Lasusua – Pengadilan Agama Lasusua melaksanakan kegiatan Sidang Keliling selama dua hari, yakni pada hari Kamis dan Jumat tanggal 5 dan 6 Februari 2026, bertempat di Kantor Urusan Agama (KUA) Kecamatan Ngapa, Kabupaten Kolaka Utara. Kegiatan ini merupakan bagian dari upaya Pengadilan Agama Lasusua dalam mendekatkan pelayanan peradilan kepada masyarakat serta memperluas akses keadilan bagi pencari keadilan di wilayah hukum Pengadilan Agama Lasusua.

Sidang Keliling tersebut dilaksanakan oleh majelis hakim Pengadilan Agama Lasusua yang terdiri dari Ketua Pengadilan Agama Lasusua, H. Anwar, Lc., M.H., Wakil Ketua Pengadilan Agama Lasusua, Hasan Ashari, S.H.I., M.H., serta Hakim Pengadilan Agama Lasusua, Syauqi Abulkhair Asibi, S.H., M.H. Seluruh rangkaian persidangan didukung oleh jajaran kepaniteraan Pengadilan Agama Lasusua, dalam hal ini Panitera Sidang dan Juru Sita Pengganti, yang memastikan kelancaran administrasi persidangan dan pelaksanaan tugas kejurusitaan.
Dalam pelaksanaan Sidang Keliling ini, Pengadilan Agama Lasusua menyidangkan perkara-perkara yang berkaitan dengan cerai gugat dan cerai talak.
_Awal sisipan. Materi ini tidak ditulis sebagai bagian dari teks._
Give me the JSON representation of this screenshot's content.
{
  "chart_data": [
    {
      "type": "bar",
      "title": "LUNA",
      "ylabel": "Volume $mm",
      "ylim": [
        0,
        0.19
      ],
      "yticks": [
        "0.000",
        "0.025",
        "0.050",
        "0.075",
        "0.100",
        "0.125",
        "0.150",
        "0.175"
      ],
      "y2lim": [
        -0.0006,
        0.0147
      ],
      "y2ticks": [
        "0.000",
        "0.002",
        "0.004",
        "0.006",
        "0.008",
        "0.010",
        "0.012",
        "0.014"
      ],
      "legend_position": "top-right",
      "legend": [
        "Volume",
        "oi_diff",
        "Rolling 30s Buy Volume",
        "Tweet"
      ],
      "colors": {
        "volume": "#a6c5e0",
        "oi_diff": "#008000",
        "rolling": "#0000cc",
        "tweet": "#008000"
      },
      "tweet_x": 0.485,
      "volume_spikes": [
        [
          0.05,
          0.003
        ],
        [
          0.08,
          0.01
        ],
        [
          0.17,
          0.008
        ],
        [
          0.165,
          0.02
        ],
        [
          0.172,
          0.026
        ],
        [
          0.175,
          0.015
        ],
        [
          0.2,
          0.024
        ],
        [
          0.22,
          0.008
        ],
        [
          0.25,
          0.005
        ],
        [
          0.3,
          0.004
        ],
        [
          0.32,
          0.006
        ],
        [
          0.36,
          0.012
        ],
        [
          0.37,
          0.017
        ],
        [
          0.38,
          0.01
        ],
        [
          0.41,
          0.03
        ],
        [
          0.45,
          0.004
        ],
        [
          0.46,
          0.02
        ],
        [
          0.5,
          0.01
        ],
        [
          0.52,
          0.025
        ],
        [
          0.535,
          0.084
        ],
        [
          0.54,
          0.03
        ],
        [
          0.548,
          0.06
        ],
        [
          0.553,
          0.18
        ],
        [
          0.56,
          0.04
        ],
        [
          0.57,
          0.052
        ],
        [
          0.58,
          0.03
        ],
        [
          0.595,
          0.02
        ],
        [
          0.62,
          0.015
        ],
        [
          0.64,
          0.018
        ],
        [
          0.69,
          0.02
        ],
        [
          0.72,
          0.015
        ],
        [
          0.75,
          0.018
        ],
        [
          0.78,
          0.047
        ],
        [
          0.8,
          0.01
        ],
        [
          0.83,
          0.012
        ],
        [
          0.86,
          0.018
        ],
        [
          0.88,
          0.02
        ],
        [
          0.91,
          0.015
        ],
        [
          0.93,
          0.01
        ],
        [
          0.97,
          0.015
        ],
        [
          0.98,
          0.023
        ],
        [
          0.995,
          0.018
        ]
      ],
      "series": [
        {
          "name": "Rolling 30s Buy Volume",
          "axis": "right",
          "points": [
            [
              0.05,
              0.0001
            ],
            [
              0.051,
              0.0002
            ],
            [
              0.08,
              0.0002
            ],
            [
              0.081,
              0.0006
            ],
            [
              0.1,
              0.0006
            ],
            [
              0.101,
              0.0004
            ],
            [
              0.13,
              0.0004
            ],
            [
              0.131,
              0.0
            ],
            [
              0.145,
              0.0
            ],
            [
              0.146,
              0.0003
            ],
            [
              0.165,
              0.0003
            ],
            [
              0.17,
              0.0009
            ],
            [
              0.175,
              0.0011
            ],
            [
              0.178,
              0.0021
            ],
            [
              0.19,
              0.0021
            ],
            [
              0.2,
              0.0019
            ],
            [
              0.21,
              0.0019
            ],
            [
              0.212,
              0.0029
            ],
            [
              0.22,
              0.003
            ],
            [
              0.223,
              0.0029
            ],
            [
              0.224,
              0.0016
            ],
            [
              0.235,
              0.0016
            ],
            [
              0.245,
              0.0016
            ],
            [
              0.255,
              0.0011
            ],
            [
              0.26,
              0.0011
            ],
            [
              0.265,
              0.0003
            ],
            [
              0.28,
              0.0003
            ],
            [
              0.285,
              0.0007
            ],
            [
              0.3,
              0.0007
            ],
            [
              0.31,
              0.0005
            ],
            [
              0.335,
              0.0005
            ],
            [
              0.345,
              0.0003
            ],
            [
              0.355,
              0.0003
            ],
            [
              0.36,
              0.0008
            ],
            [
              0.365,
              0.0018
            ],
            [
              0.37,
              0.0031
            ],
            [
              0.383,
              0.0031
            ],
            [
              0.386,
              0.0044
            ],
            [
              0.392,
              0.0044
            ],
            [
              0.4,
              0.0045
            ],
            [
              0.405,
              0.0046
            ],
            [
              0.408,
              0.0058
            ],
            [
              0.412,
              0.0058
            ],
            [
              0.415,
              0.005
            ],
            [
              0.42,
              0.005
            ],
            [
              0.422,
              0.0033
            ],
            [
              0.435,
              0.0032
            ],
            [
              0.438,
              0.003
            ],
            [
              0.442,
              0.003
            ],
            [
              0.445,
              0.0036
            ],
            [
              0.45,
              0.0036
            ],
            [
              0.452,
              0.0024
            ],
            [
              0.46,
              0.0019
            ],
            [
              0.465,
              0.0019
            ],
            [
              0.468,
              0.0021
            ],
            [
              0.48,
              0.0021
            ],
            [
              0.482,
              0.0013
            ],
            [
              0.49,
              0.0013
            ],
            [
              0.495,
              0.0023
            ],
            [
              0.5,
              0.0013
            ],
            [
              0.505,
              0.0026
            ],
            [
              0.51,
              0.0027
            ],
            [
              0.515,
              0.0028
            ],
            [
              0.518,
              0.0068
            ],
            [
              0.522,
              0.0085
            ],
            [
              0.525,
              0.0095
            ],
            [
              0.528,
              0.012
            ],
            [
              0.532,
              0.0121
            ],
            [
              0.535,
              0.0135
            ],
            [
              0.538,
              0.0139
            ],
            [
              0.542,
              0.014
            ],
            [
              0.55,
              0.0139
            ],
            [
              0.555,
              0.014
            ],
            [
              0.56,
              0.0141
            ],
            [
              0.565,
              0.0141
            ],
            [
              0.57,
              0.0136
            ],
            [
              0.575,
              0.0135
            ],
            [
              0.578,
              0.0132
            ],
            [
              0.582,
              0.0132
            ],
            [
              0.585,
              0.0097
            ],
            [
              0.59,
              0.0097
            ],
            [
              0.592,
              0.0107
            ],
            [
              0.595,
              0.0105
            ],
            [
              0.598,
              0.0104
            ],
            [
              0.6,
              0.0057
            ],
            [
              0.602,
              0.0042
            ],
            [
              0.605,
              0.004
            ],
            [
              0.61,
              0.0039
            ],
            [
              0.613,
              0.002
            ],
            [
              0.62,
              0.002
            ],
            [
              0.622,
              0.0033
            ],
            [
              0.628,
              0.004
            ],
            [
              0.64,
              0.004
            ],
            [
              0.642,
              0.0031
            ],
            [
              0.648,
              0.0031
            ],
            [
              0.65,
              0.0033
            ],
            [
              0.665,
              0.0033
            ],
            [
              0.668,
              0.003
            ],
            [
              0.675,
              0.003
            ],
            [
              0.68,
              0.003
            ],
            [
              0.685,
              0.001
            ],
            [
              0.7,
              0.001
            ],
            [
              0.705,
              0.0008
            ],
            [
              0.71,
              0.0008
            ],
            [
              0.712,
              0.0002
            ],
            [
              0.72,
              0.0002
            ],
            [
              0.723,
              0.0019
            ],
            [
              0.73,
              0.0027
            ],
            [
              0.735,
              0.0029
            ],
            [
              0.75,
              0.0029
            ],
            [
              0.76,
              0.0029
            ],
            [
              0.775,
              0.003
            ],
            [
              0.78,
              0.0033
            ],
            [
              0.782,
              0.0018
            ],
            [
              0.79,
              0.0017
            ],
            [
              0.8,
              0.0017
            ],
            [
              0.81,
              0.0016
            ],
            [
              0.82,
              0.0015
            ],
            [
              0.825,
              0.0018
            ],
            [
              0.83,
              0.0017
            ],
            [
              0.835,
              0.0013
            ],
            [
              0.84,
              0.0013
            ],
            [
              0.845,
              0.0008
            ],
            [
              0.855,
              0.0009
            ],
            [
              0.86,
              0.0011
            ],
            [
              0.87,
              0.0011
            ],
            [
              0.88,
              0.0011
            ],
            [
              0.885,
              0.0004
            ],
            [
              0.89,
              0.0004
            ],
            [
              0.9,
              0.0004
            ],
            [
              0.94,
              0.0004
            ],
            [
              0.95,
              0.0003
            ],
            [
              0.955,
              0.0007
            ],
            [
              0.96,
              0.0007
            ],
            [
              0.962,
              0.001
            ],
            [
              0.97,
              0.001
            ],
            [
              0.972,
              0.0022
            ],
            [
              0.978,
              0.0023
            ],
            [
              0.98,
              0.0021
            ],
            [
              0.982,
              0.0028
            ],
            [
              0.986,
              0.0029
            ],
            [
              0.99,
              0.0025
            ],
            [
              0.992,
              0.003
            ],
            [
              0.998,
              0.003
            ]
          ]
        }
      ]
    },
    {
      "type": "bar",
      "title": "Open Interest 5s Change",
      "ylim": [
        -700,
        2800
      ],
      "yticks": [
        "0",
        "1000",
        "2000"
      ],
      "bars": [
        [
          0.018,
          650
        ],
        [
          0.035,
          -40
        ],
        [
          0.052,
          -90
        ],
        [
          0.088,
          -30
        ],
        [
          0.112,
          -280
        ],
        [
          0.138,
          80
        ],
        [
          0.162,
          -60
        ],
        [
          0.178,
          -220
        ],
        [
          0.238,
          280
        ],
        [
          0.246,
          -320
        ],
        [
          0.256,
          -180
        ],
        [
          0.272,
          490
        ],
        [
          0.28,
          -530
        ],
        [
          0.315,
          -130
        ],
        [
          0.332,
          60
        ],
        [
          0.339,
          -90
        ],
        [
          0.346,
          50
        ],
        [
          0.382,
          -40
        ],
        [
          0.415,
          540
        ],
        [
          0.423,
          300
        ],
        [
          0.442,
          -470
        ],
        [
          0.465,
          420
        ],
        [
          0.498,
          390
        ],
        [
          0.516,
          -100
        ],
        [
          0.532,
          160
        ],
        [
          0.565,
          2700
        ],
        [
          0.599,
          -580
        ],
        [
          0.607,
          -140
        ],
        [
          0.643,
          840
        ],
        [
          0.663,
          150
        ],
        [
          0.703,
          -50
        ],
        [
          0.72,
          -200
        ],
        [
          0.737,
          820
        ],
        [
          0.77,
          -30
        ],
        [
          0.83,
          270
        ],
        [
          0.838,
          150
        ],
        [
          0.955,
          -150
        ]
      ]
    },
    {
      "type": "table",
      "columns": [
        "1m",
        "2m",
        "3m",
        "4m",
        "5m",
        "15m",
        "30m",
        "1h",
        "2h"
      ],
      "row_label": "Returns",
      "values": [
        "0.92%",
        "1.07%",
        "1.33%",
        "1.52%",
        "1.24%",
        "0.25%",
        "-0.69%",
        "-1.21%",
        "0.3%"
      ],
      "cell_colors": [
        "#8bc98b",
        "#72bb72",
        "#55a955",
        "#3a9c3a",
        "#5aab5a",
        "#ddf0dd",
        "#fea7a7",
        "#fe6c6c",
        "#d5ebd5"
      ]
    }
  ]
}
Persidangan dilaksanakan sesuai dengan ketentuan hukum acara yang berlaku di lingkungan peradilan agama, dengan tetap menjunjung tinggi asas peradilan yang sederhana, cepat, dan biaya ringan, serta menjamin terpenuhinya hak-hak para pihak yang berperkara.

Pelaksanaan Sidang Keliling di KUA Kecamatan Ngapa memberikan manfaat nyata bagi masyarakat, khususnya dalam mengurangi jarak tempuh, waktu, dan biaya yang harus dikeluarkan oleh para pihak untuk menghadiri persidangan di kantor Pengadilan Agama Lasusua. Selain itu, kegiatan ini juga menjadi wujud nyata komitmen Pengadilan Agama Lasusua dalam memberikan pelayanan hukum yang responsif dan berorientasi pada kebutuhan masyarakat.
Melalui kegiatan Sidang Keliling ini, Pengadilan Agama Lasusua diharapkan dapat terus meningkatkan kualitas pelayanan publik di bidang peradilan agama serta memperkuat kepercayaan masyarakat terhadap lembaga peradilan. Kegiatan ini sejalan dengan kebijakan Mahkamah Agung Republik Indonesia dalam rangka mewujudkan peradilan yang agung dan berkeadilan.